Lettre pour mes parents
par Sir Léoric Vif-Argent
Cher père, chère mère
J’espère que cette lettre vous trouve en bonne santé. Il y a maintenant plusieurs lunes qui se sont écoulées depuis mon départ de Roc-aux-Sorcières. La tâche est plutôt simple, l’Inquisiteur Delacroix a demandé à notre compagnie d’investiguer des rumeurs de sorcellerie à Mornelande, un petit village des Plaines situé à quelques heures au sud de Tournetombe. Je dois avouer que l’idée au départ me titillait. Ma toute première mission de terrain, le fruit de mes années d’entraînement allait enfin me servir. La route et le climat ont été cléments et nous somme arrivés à Mornelande presque une demie-journée plus tôt que prévu.

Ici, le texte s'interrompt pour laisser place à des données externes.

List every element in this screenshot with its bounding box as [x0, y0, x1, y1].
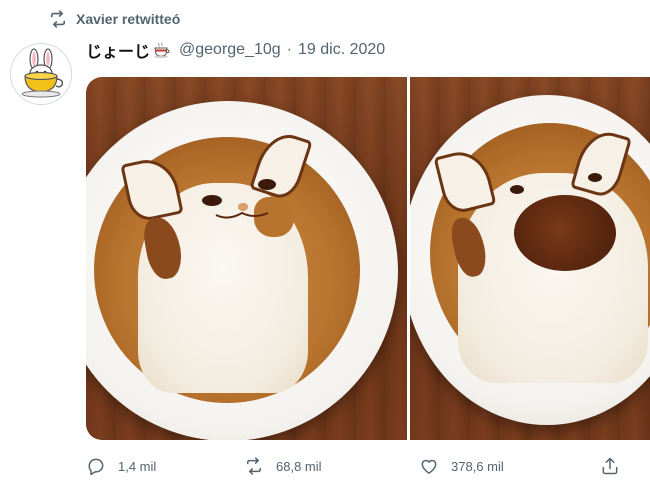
retweet-button[interactable]: 68,8 mil — [244, 453, 322, 479]
tweet-header: じょーじ @george_10g · 19 dic. 2020 — [86, 38, 385, 62]
tweet-date[interactable]: 19 dic. 2020 — [298, 41, 385, 59]
retweeter-link[interactable]: Xavier retwitteó — [76, 11, 180, 27]
bunny-in-teacup-icon — [11, 44, 71, 104]
heart-icon — [419, 456, 439, 476]
author-display-name[interactable]: じょーじ — [86, 38, 150, 62]
media-photo-latte-cat-closed[interactable] — [86, 77, 407, 440]
reply-count: 1,4 mil — [118, 458, 157, 474]
reply-button[interactable]: 1,4 mil — [86, 453, 156, 479]
media-photo-latte-cat-open[interactable] — [410, 77, 650, 440]
tweet-actions: 1,4 mil 68,8 mil 378,6 mil — [86, 453, 634, 479]
reply-icon — [86, 456, 106, 476]
like-button[interactable]: 378,6 mil — [419, 453, 504, 479]
retweet-icon — [48, 9, 68, 29]
header-separator: · — [286, 41, 292, 58]
retweet-count: 68,8 mil — [276, 458, 322, 474]
tweet-media[interactable] — [86, 77, 650, 440]
share-icon — [600, 456, 620, 476]
like-count: 378,6 mil — [451, 458, 504, 474]
share-button[interactable] — [600, 453, 620, 479]
tweet[interactable]: Xavier retwitteó じょーじ @george_10g · 19 d… — [0, 0, 650, 487]
avatar[interactable] — [10, 43, 72, 105]
author-handle[interactable]: @george_10g — [179, 41, 281, 59]
retweet-context: Xavier retwitteó — [48, 9, 180, 29]
retweet-icon — [244, 456, 264, 476]
coffee-cup-icon — [153, 41, 171, 59]
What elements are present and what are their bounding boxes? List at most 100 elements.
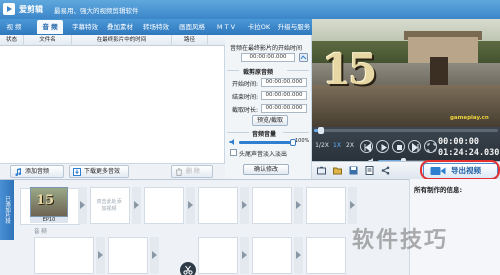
tab-picture-style[interactable]: 画面风格 [176, 20, 208, 34]
audio-track-label: 音 频 [34, 229, 47, 235]
fullscreen-button[interactable] [424, 140, 437, 153]
fade-label: 头尾声音淡入淡出 [239, 151, 288, 158]
track-slot-4[interactable] [252, 237, 292, 274]
add-audio-button[interactable]: 添加音频 [10, 165, 64, 178]
audio-volume-slider[interactable] [239, 139, 296, 146]
play-button[interactable] [376, 140, 389, 153]
total-time: 01:24:24.030 [438, 148, 500, 158]
audio-list-panel: 状态 文件名 在最终影片中的时间 路径 添加音频 下载更多音效 删 除 [0, 35, 225, 179]
save-icon[interactable] [349, 166, 358, 175]
speaker-icon [229, 139, 234, 145]
start-time-in-movie-label: 音频在最终影片的开始时间 [230, 45, 303, 52]
scissor-icon [183, 265, 193, 275]
audio-table-body[interactable] [0, 46, 225, 163]
new-project-icon[interactable] [365, 166, 374, 175]
tab-karaoke[interactable]: 卡拉OK [244, 20, 274, 34]
pick-time-icon[interactable] [299, 53, 308, 62]
audio-volume-fill [239, 141, 293, 144]
seek-bar[interactable] [314, 127, 498, 134]
download-icon [73, 168, 81, 176]
confirm-changes-button[interactable]: 确认修改 [243, 164, 289, 175]
added-clips-label: 已添加片段 [0, 180, 14, 240]
tab-video[interactable]: 视 频 [2, 20, 26, 34]
preview-watermark: gameplay.cn [450, 115, 489, 121]
title-bar: 爱剪辑 最易用、强大的视频剪辑软件 [0, 0, 500, 19]
empty-clip-slot-4[interactable] [198, 187, 238, 224]
volume-title: 音频音量 [252, 131, 277, 138]
add-video-hint: 双击此处添加视频 [96, 199, 122, 212]
clip-start-input[interactable]: 00:00:00.000 [261, 78, 307, 87]
clip-duration-input[interactable]: 00:00:00.000 [261, 104, 307, 113]
music-note-icon [15, 168, 22, 176]
tab-overlay[interactable]: 叠加素材 [104, 20, 136, 34]
track-slot-1[interactable] [34, 237, 94, 274]
column-path[interactable]: 路径 [172, 35, 208, 46]
audio-settings-panel: 音频在最终影片的开始时间 00:00:00.000 裁剪原音频 开始时间: 00… [225, 35, 312, 179]
split-scissor-button[interactable] [180, 262, 196, 275]
share-icon[interactable] [381, 166, 390, 175]
app-logo-icon [3, 3, 15, 15]
empty-clip-slot-5[interactable] [252, 187, 292, 224]
start-label: 开始时间: [232, 81, 259, 88]
end-label: 结束时间: [232, 94, 259, 101]
current-time: 00:00:00 [438, 137, 479, 147]
stop-button[interactable] [392, 140, 405, 153]
info-panel-title: 所有制作的信息: [414, 186, 463, 194]
empty-clip-slot-6[interactable] [306, 187, 346, 224]
preview-overlay-number: 15 [322, 45, 377, 94]
prev-icon [364, 143, 371, 152]
transition-slot-1[interactable] [78, 187, 87, 224]
track-slot-5[interactable] [306, 237, 346, 274]
empty-clip-slot-3[interactable] [144, 187, 184, 224]
delete-audio-button[interactable]: 删 除 [171, 165, 213, 178]
start-time-in-movie-input[interactable]: 00:00:00.000 [241, 53, 295, 62]
fullscreen-icon [427, 143, 436, 152]
clip-thumbnail[interactable]: 15 [30, 187, 68, 217]
track-transition-4[interactable] [294, 237, 303, 274]
stop-icon [397, 145, 402, 150]
tab-subtitle-effects[interactable]: 字幕特效 [70, 20, 100, 34]
fade-checkbox[interactable] [230, 149, 237, 156]
app-name: 爱剪辑 [19, 5, 43, 14]
folder-icon[interactable] [333, 166, 342, 175]
transition-slot-4[interactable] [240, 187, 249, 224]
clip-thumbnail-number: 15 [36, 193, 55, 208]
volume-percent: 100% [295, 138, 310, 144]
track-transition-1[interactable] [96, 237, 105, 274]
column-status[interactable]: 状态 [0, 35, 24, 46]
audio-table-header: 状态 文件名 在最终影片中的时间 路径 [0, 35, 225, 46]
export-highlight-annotation [420, 160, 500, 180]
transition-slot-5[interactable] [294, 187, 303, 224]
play-icon [381, 144, 387, 151]
seek-knob[interactable] [318, 127, 325, 134]
transition-slot-2[interactable] [132, 187, 141, 224]
speed-half[interactable]: 1/2X [315, 141, 329, 151]
speed-2x[interactable]: 2X [345, 141, 355, 151]
tab-audio[interactable]: 音 频 [37, 20, 63, 34]
download-more-sfx-button[interactable]: 下载更多音效 [69, 165, 129, 178]
column-filename[interactable]: 文件名 [24, 35, 72, 46]
next-icon [412, 143, 419, 152]
track-slot-2[interactable] [108, 237, 148, 274]
app-slogan: 最易用、强大的视频剪辑软件 [54, 7, 139, 15]
tab-mtv[interactable]: M T V [211, 20, 241, 34]
clip-end-input[interactable]: 00:00:00.000 [261, 91, 307, 100]
transition-slot-3[interactable] [186, 187, 195, 224]
clip-section-title: 裁剪原音频 [243, 69, 274, 76]
next-frame-button[interactable] [408, 140, 421, 153]
preview-cut-button[interactable]: 预览/截取 [252, 115, 288, 126]
track-transition-3[interactable] [240, 237, 249, 274]
track-transition-2[interactable] [150, 237, 159, 274]
prev-frame-button[interactable] [360, 140, 373, 153]
clip-caption: EP10 [30, 217, 68, 223]
column-time-in-movie[interactable]: 在最终影片中的时间 [72, 35, 172, 46]
tab-transitions[interactable]: 转场特效 [140, 20, 172, 34]
trash-icon [175, 168, 183, 176]
tab-upgrade[interactable]: 升级与服务 [276, 20, 312, 34]
video-preview[interactable]: 15 gameplay.cn [312, 19, 500, 127]
snapshot-icon[interactable] [317, 166, 326, 175]
watermark-overlay: 软件技巧 [352, 228, 449, 253]
speed-1x[interactable]: 1X [332, 141, 342, 151]
transition-slot-6[interactable] [348, 187, 357, 224]
track-slot-3[interactable] [198, 237, 238, 274]
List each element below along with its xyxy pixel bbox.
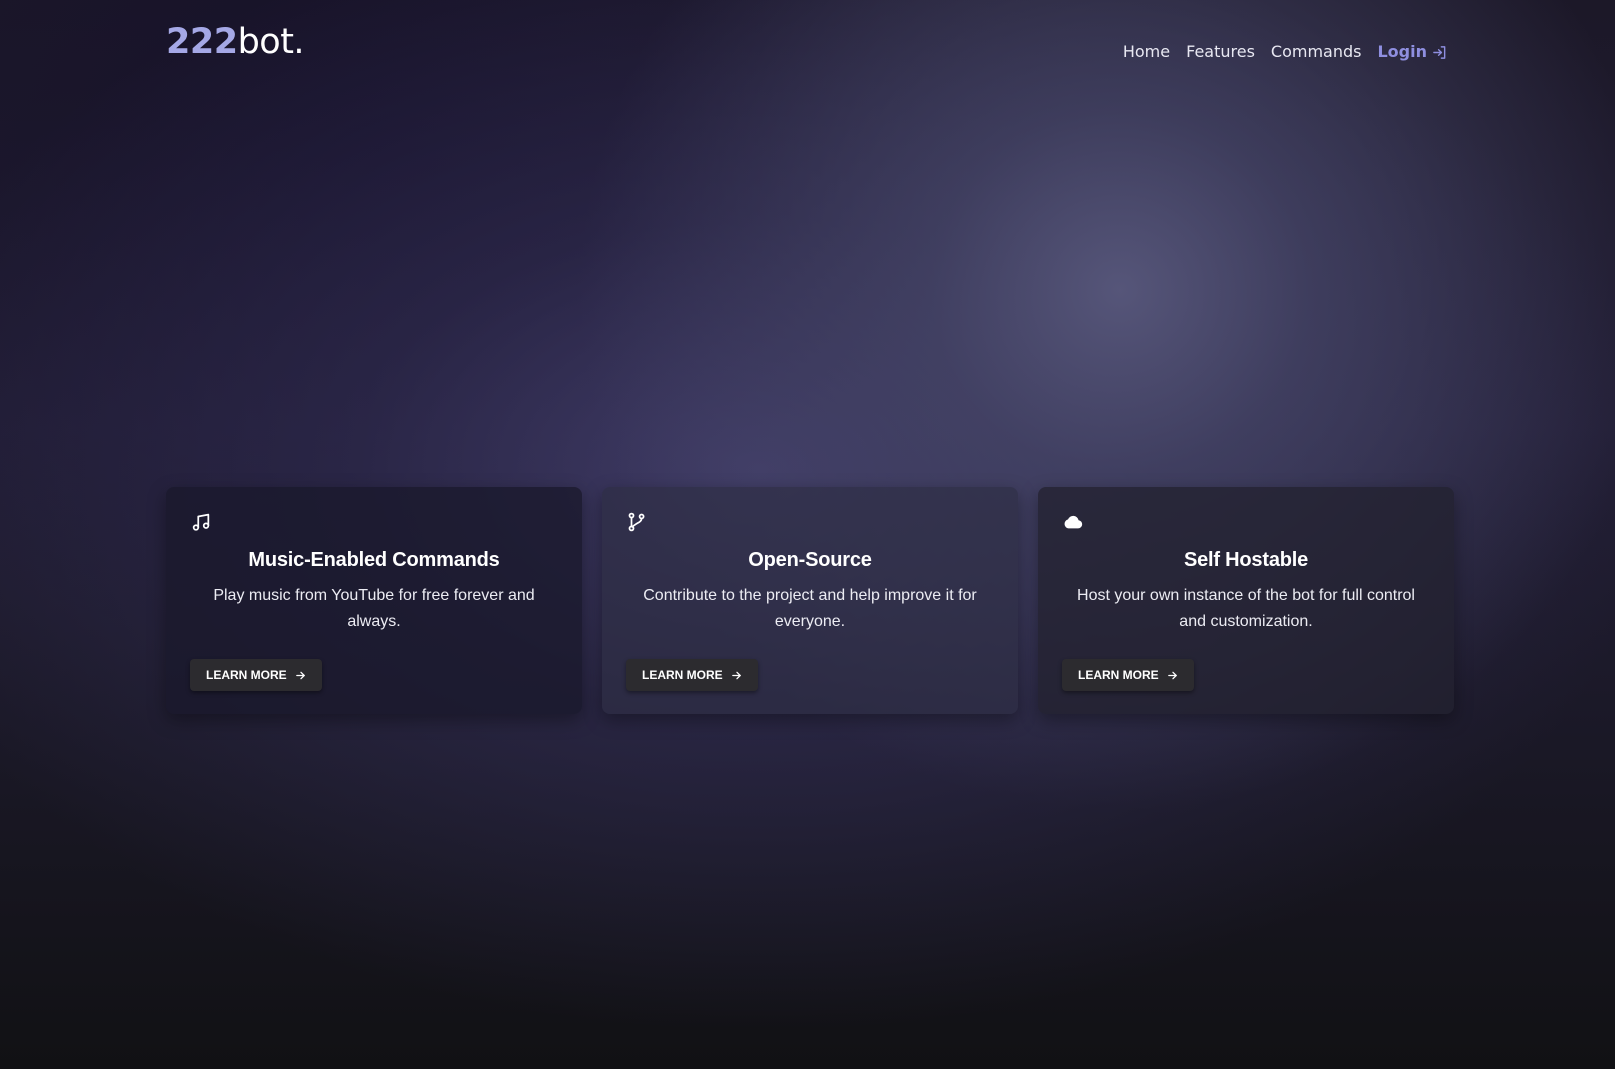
arrow-right-icon [295,670,306,681]
nav-home[interactable]: Home [1123,40,1170,64]
page: 222 bot. Home Features Commands Login Mu… [0,0,1615,1069]
login-arrow-icon [1432,45,1447,60]
brand-logo[interactable]: 222 bot. [166,20,305,64]
arrow-right-icon [731,670,742,681]
main-nav: Home Features Commands Login [1123,40,1447,64]
logo-number: 222 [166,22,238,62]
feature-card-self-host: Self Hostable Host your own instance of … [1038,487,1454,714]
nav-commands[interactable]: Commands [1271,40,1362,64]
logo-word: bot. [237,22,305,62]
learn-more-label: LEARN MORE [642,668,723,682]
login-label: Login [1377,42,1427,61]
learn-more-label: LEARN MORE [206,668,287,682]
learn-more-button[interactable]: LEARN MORE [190,659,322,691]
card-description: Play music from YouTube for free forever… [213,587,535,630]
feature-cards: Music-Enabled Commands Play music from Y… [166,487,1454,714]
cloud-icon [1062,511,1084,533]
login-link[interactable]: Login [1377,40,1447,64]
learn-more-button[interactable]: LEARN MORE [1062,659,1194,691]
feature-card-music: Music-Enabled Commands Play music from Y… [166,487,582,714]
card-title: Music-Enabled Commands [248,549,500,571]
nav-features[interactable]: Features [1186,40,1255,64]
git-branch-icon [626,511,648,533]
learn-more-button[interactable]: LEARN MORE [626,659,758,691]
card-title: Self Hostable [1183,549,1309,571]
card-title: Open-Source [748,549,872,571]
arrow-right-icon [1167,670,1178,681]
learn-more-label: LEARN MORE [1078,668,1159,682]
music-note-icon [190,511,212,533]
feature-card-open-source: Open-Source Contribute to the project an… [602,487,1018,714]
card-description: Contribute to the project and help impro… [643,587,977,630]
card-description: Host your own instance of the bot for fu… [1077,587,1415,630]
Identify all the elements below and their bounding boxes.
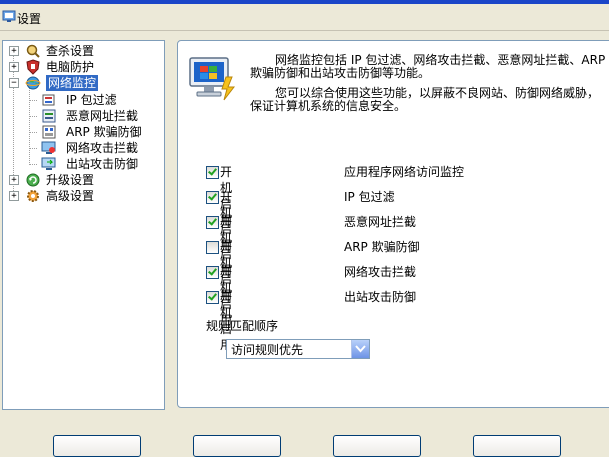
- rule-order-label: 规则匹配顺序: [206, 319, 279, 333]
- tree-item-label: 恶意网址拦截: [66, 109, 139, 123]
- expand-icon[interactable]: +: [9, 62, 19, 72]
- feature-name: IP 包过滤: [344, 190, 395, 204]
- tree-item-label: 升级设置: [46, 173, 95, 187]
- feature-name: 网络攻击拦截: [344, 265, 417, 279]
- feature-name: 出站攻击防御: [344, 290, 417, 304]
- bottom-button[interactable]: [193, 435, 281, 457]
- magnifier-icon: [26, 44, 40, 58]
- collapse-icon[interactable]: −: [9, 78, 19, 88]
- tree-item-label: ARP 欺骗防御: [66, 125, 142, 139]
- window-title: 设置: [17, 12, 42, 26]
- bottom-button[interactable]: [53, 435, 141, 457]
- url-block-icon: [42, 109, 56, 123]
- tree-item-label: IP 包过滤: [66, 93, 117, 107]
- outbound-defense-icon: [41, 157, 56, 170]
- feature-name: 应用程序网络访问监控: [344, 165, 465, 179]
- rule-order-value: 访问规则优先: [231, 343, 304, 357]
- feature-name: ARP 欺骗防御: [344, 240, 420, 254]
- startup-enable-checkbox[interactable]: [206, 266, 219, 279]
- tree-item-label: 查杀设置: [46, 44, 95, 58]
- shield-icon: [26, 59, 40, 75]
- rule-order-select[interactable]: 访问规则优先: [226, 339, 370, 359]
- settings-app-icon: [2, 10, 16, 22]
- tree-item-label: 出站攻击防御: [66, 157, 139, 171]
- settings-tree[interactable]: + 查杀设置 + 电脑防护 − 网络监控 IP 包过滤 恶意网址拦截 ARP 欺…: [2, 40, 165, 410]
- startup-enable-checkbox[interactable]: [206, 166, 219, 179]
- startup-enable-checkbox[interactable]: [206, 291, 219, 304]
- tree-item-label: 网络攻击拦截: [66, 141, 139, 155]
- chevron-down-icon: [355, 345, 366, 353]
- tree-item-label: 电脑防护: [46, 60, 95, 74]
- startup-enable-checkbox[interactable]: [206, 191, 219, 204]
- startup-enable-checkbox[interactable]: [206, 216, 219, 229]
- update-icon: [26, 173, 40, 187]
- expand-icon[interactable]: +: [9, 46, 19, 56]
- network-monitor-monitor-icon: [189, 57, 236, 101]
- tree-item-label: 网络监控: [46, 75, 99, 91]
- advanced-gear-icon: [27, 190, 39, 202]
- ip-filter-icon: [42, 94, 55, 106]
- attack-block-icon: [41, 141, 56, 154]
- title-bar: 设置: [0, 0, 609, 31]
- bottom-button[interactable]: [473, 435, 561, 457]
- network-monitor-panel: 网络监控包括 IP 包过滤、网络攻击拦截、恶意网址拦截、ARP 欺骗防御和出站攻…: [177, 40, 609, 408]
- description-line: 欺骗防御和出站攻击防御等功能。: [250, 66, 431, 80]
- bottom-button[interactable]: [333, 435, 421, 457]
- expand-icon[interactable]: +: [9, 175, 19, 185]
- arp-defense-icon: [42, 125, 56, 139]
- expand-icon[interactable]: +: [9, 191, 19, 201]
- network-globe-icon: [25, 76, 41, 90]
- startup-enable-checkbox[interactable]: [206, 241, 219, 254]
- dropdown-button[interactable]: [351, 340, 369, 358]
- description-line: 保证计算机系统的信息安全。: [250, 99, 407, 113]
- tree-item-label: 高级设置: [46, 189, 95, 203]
- feature-name: 恶意网址拦截: [344, 215, 417, 229]
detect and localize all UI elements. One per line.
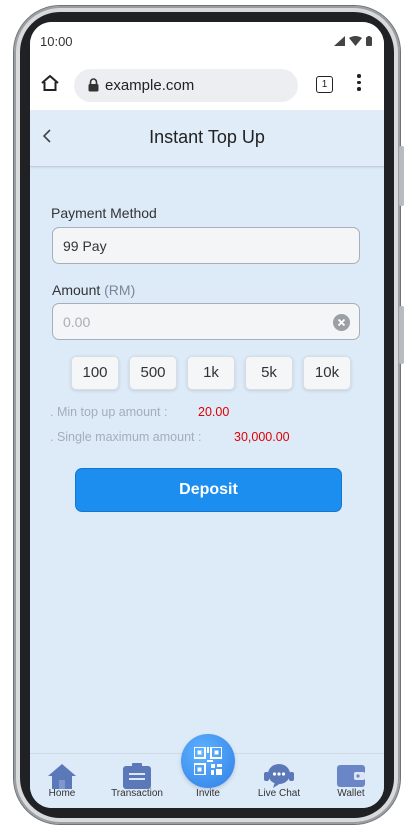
quick-amount-100[interactable]: 100 <box>71 356 119 390</box>
signal-icon <box>334 36 345 46</box>
amount-placeholder: 0.00 <box>63 314 91 330</box>
max-amount-value: 30,000.00 <box>234 430 290 444</box>
url-text: example.com <box>105 77 195 94</box>
screen: 10:00 example.com 1 Instant Top Up Payme… <box>30 22 384 808</box>
nav-live-chat[interactable]: Live Chat <box>244 754 314 808</box>
status-time: 10:00 <box>40 34 73 49</box>
deposit-button[interactable]: Deposit <box>75 468 342 512</box>
nav-live-chat-label: Live Chat <box>257 788 301 799</box>
tabs-count: 1 <box>321 79 328 90</box>
payment-method-label: Payment Method <box>51 205 157 221</box>
tabs-button[interactable]: 1 <box>316 76 333 93</box>
wallet-icon <box>337 765 365 787</box>
quick-amount-10k[interactable]: 10k <box>303 356 351 390</box>
amount-input[interactable]: 0.00 <box>52 303 360 340</box>
nav-transaction-label: Transaction <box>111 788 163 799</box>
amount-unit: (RM) <box>104 282 136 298</box>
nav-home-label: Home <box>48 788 76 799</box>
bottom-nav: Home Transaction Invite Live Chat Wallet <box>30 734 384 808</box>
invite-button <box>181 734 235 788</box>
nav-invite-label: Invite <box>196 788 220 799</box>
max-amount-label: . Single maximum amount : <box>50 430 202 444</box>
quick-amount-row: 100 500 1k 5k 10k <box>71 356 351 390</box>
lock-icon <box>88 78 99 92</box>
quick-amount-1k[interactable]: 1k <box>187 356 235 390</box>
qr-code-icon <box>194 747 222 775</box>
wifi-icon <box>349 36 362 46</box>
nav-invite[interactable]: Invite <box>173 734 243 808</box>
nav-home[interactable]: Home <box>30 754 97 808</box>
more-menu-icon[interactable] <box>357 74 361 94</box>
app-content: Instant Top Up Payment Method 99 Pay Amo… <box>30 110 384 808</box>
app-header: Instant Top Up <box>30 110 384 167</box>
amount-label-text: Amount <box>52 282 101 298</box>
home-icon[interactable] <box>40 74 60 92</box>
volume-button <box>399 146 404 206</box>
clear-icon[interactable] <box>333 314 350 331</box>
nav-transaction[interactable]: Transaction <box>102 754 172 808</box>
page-title: Instant Top Up <box>149 127 265 147</box>
status-bar: 10:00 <box>30 22 384 62</box>
home-nav-icon <box>48 764 76 789</box>
status-icons <box>334 36 372 46</box>
quick-amount-500[interactable]: 500 <box>129 356 177 390</box>
live-chat-icon <box>264 764 294 788</box>
power-button <box>399 306 404 364</box>
quick-amount-5k[interactable]: 5k <box>245 356 293 390</box>
nav-wallet-label: Wallet <box>337 788 365 799</box>
min-amount-label: . Min top up amount : <box>50 405 168 419</box>
payment-method-field[interactable]: 99 Pay <box>52 227 360 264</box>
amount-label: Amount (RM) <box>52 282 135 298</box>
battery-icon <box>366 36 372 46</box>
min-amount-value: 20.00 <box>198 405 230 419</box>
browser-toolbar: example.com 1 <box>30 62 384 110</box>
payment-method-value: 99 Pay <box>63 238 107 254</box>
transaction-icon <box>123 763 151 789</box>
nav-wallet[interactable]: Wallet <box>316 754 384 808</box>
address-bar[interactable]: example.com <box>74 69 298 102</box>
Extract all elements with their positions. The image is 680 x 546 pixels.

À notre arrivée, nous avons fait le tour du village, tranquillement, discrètement. Nous nous sommes présentés aux habitants et avons établi un périmètre autour du village, annonçant le Décret Providentiel issu par l’Inquisiteur Delacroix. Après la première journée, nous avions établi notre présence et étions prêts à commencer notre investigation. Les habitants semblaient plutôt nerveux, certains sur la place publique se plaignaient du confinement qui leur était imposé. Mon supérieur, Sir Reginald Lance-d’Or, leur expliqua que plus les villageois coopéreront, plus vite nous partirons. Après tout, s’il n’avaient rien à cacher, ils n’auraient pas à s'inquiéter. La journée se termina et nous sommes allés nous coucher dans nos tentes à l’extérieur du village.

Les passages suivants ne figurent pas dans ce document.